Efficacy and safety of desloratadine combined with dipyridamole in the treatment of chronic urticaria

Chronic urticaria (CU) imposes profound impairment on patient's quality of life. Our study was done to evaluate the clinical efficacy and safety of desloratadine combined with dipyridamole, which is a platelet adhesion inhibitor in the treatment of CU. A randomized study was done in 64 autoimmunity CU patients with positive autologous plasma skin test (APST): 34 patients as treatment and 30 controls. The treatment group was treated with desloratadine and dipyridamole, and the control group was treated with desloratadine only. The efficiency and side‐effect were evaluated at the end of treatment. The levels of fragment F 1+2 were measured by enzyme‐linked immunosorbent assay in all patients at pre‐ and post‐treatment. The clinical effectiveness rates of treatment and control group were, respectively, 85.20% (21 cured, 8 obvious effectiveness) and 70% (14 cured, 7 obvious effectiveness); they have a significant difference ( x  = 4.09, P  < 0.05).
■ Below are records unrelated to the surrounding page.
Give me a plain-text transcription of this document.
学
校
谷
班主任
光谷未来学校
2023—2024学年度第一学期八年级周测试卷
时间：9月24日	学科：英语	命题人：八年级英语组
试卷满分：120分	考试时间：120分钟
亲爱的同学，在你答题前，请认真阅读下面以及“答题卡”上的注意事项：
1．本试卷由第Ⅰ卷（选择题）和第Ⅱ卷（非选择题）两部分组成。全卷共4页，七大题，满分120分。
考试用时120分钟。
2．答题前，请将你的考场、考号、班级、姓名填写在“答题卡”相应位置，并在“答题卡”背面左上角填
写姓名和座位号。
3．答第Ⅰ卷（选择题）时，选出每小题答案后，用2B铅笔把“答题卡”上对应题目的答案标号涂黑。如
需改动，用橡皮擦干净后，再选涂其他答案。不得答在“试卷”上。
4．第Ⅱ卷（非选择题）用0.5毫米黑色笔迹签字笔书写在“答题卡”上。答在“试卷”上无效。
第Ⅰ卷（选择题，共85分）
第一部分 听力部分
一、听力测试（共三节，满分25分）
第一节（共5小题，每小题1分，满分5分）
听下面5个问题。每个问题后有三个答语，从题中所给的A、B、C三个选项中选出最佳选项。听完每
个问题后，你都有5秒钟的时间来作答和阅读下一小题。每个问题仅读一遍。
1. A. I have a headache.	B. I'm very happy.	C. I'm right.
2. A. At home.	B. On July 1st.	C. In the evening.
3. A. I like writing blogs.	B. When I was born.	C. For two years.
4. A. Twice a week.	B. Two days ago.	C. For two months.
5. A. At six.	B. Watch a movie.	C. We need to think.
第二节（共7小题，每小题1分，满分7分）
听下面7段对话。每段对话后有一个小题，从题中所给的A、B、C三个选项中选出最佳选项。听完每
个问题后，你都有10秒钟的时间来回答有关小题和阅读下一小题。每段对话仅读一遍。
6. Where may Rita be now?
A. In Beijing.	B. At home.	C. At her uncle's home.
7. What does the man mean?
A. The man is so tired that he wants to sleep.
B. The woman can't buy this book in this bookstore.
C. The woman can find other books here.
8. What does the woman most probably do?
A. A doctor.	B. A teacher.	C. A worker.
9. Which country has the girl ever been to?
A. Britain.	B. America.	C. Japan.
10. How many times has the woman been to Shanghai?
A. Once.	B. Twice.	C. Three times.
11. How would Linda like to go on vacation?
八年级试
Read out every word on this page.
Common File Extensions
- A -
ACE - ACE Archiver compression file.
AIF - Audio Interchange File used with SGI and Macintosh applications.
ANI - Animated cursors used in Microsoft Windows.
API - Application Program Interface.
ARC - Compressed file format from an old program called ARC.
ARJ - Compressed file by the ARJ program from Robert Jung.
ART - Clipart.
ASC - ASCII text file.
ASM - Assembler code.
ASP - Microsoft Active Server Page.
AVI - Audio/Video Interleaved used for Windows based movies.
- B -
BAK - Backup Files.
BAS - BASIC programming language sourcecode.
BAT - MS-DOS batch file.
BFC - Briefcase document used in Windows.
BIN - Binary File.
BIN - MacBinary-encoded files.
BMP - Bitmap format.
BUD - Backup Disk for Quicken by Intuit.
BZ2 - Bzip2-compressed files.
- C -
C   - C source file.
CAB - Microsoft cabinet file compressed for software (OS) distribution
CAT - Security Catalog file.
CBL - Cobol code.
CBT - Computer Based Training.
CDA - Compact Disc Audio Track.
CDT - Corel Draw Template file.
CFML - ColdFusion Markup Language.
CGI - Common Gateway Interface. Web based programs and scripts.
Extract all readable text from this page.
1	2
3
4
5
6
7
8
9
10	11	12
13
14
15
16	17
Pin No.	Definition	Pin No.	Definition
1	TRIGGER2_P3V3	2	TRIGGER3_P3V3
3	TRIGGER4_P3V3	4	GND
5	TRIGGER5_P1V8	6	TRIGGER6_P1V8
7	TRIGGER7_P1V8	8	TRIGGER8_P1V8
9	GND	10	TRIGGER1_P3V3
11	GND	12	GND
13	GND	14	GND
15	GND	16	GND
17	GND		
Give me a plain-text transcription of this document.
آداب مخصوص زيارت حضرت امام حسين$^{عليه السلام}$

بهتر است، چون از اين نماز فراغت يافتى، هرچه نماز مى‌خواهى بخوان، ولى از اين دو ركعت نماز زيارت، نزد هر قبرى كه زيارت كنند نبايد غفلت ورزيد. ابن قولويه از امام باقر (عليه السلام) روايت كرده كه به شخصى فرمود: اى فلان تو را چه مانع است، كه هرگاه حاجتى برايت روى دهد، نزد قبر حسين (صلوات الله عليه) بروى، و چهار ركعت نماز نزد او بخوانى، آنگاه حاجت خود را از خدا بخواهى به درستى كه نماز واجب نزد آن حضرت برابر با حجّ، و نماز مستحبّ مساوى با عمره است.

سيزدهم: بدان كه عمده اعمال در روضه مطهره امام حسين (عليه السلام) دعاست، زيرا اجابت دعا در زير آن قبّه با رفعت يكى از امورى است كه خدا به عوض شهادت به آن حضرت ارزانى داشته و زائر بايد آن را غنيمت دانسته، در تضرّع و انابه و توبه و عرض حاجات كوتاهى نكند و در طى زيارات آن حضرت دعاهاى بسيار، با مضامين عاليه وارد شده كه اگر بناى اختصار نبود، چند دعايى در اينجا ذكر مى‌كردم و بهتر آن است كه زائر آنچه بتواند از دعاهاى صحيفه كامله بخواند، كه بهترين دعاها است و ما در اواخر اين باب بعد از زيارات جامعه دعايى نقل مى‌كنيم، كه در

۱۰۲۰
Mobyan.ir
Before treatment, the weals and pruritus in the treatment and control group were, respectively, (1.74 ± 0.90, 1.79 ± 0.73) and (1.67 ± 0.84, 1.73 ± 0.78). After treatment, the weals and pruritus in treatment and control group were, respectively, (0.38 ± 0.73, 0.58 ± 0.89) and (0.67 ± 0.96, 1.10 ± 1.12). These findings provide new insights into the pathogenesis of CU and suggest new therapeutic opportunities for treating this disease.